A few girls from the movement — the dykes and the handful of straight ones — she’d let come see her. Esther Hurwitz, whose frowning bluntness had terrified her initially, but who then became one of her best friends, came by faithfully nearly every day, usually with some wheatgrass or wheat-germ or lemongrass — what was it? — drink she’d make for her at her own apartment a few blocks away. Esther sat with her in the sitting room downstairs, or, when the other ladies got too loud and crazy in there, they’d walk around the neighborhood, and Esther would unload on Issy every single story of stress and contention from the movement, from the last meeting or affinity group. The through line was always that people — the boys, mostly, but some women, too — were trying to “undermine” and “marginalize” Esther because they were annoyed by her message of radical change and social justice, one that went far beyond the epidemic.
“Oh, Esther” was all Issy could think to say. Actually, Issy appreciated the updates. They cheered her up and let her know that work was still going on. Prior to Issy’s disappearance, the big issue for the women had been getting the government to change the official definition of AIDS to include things that only women got, like pelvic inflammatory disorder or menstrual irregularities, which Issy had endured, and Issy had played quite a role in that effort, surprising herself with how much information she was able to both take in and explain back to other, newer people.
Then, about six months ago, she’d gotten sicker than she’d ever been — and then she was barely over that harsh episode when she got that other news. Then her heart just sort of went out of the whole activist thing, and it was too weird to see a certain someone at the meetings, and her new level of sickness qualified her for a place at Judith House. Here, she helped out Ava quite a bit with grant writing and any number of administrative things.
“When are you coming back to meetings, Issy?” Esther asked her. “You’re well enough now to come back, and we need you.”

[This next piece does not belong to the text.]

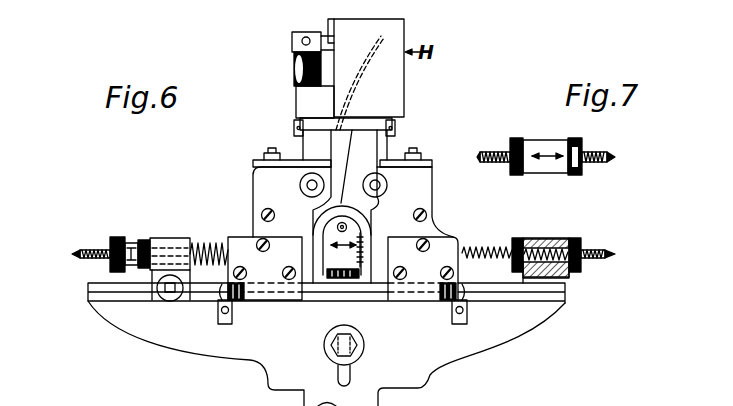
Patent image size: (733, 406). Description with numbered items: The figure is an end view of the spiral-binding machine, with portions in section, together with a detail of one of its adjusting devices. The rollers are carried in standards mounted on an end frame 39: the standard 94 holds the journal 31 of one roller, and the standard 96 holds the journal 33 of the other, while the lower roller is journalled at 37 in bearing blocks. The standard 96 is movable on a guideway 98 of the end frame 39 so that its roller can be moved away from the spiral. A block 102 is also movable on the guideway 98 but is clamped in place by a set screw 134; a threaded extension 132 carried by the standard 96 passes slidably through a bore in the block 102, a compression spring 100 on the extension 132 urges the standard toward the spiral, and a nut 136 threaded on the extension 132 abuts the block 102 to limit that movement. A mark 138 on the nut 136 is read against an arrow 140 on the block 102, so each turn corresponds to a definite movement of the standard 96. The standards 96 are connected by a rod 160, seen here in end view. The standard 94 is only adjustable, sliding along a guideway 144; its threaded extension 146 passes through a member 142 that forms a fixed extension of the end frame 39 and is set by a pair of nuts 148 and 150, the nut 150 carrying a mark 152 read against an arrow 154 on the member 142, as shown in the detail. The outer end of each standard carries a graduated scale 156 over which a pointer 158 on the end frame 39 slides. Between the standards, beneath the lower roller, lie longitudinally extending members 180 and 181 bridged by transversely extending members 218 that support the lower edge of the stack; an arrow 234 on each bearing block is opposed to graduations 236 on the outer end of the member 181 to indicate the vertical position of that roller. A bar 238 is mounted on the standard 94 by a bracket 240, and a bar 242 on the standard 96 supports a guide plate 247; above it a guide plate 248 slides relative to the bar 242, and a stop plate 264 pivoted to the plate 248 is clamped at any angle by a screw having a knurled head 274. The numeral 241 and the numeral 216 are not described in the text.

Issy shrugged, kicked some orange leaves on the pathway in the park. “I feel weird going back right now.”
“Nobody’s going to judge you because you’re having a baby. You’re on meds — you’re not passing it to the baby. Everybody in the meetings knows that.”

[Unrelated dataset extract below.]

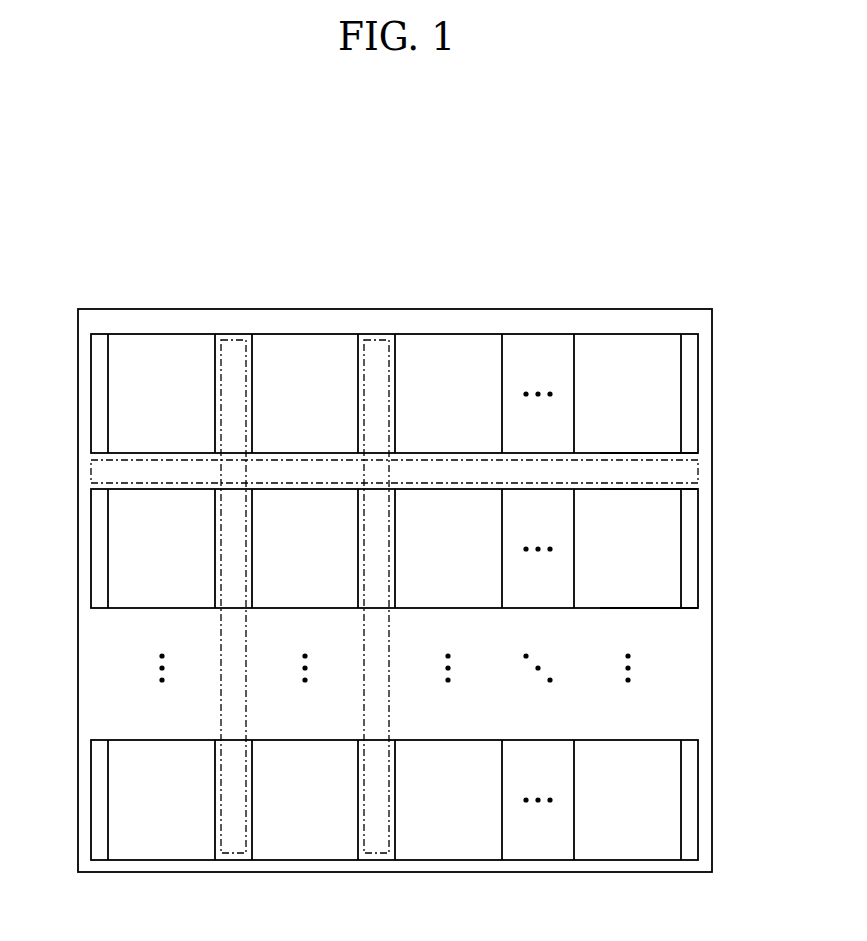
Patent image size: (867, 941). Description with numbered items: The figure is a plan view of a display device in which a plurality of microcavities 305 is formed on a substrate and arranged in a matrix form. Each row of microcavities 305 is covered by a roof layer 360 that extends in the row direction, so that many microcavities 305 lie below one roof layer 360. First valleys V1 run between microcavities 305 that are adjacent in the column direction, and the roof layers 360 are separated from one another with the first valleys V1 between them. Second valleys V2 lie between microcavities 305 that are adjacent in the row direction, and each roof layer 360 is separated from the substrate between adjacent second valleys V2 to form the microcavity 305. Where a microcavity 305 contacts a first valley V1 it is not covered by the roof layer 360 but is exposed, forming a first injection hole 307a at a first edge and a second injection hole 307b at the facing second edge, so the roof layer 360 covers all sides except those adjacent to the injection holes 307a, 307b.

Issy felt super-squirmy. “I just wanna break, Esther!” She felt pinned down. “I showed up one day three years ago because I thought I was gonna die and I didn’t know where else to go. I didn’t show up looking for an activist career.” All these were excuses, Issy knew; she’d stopped going to meetings because she didn’t want the boys, especially him, knowing she was pregnant; Esther and some of the other women had promised her they’d keep it to themselves.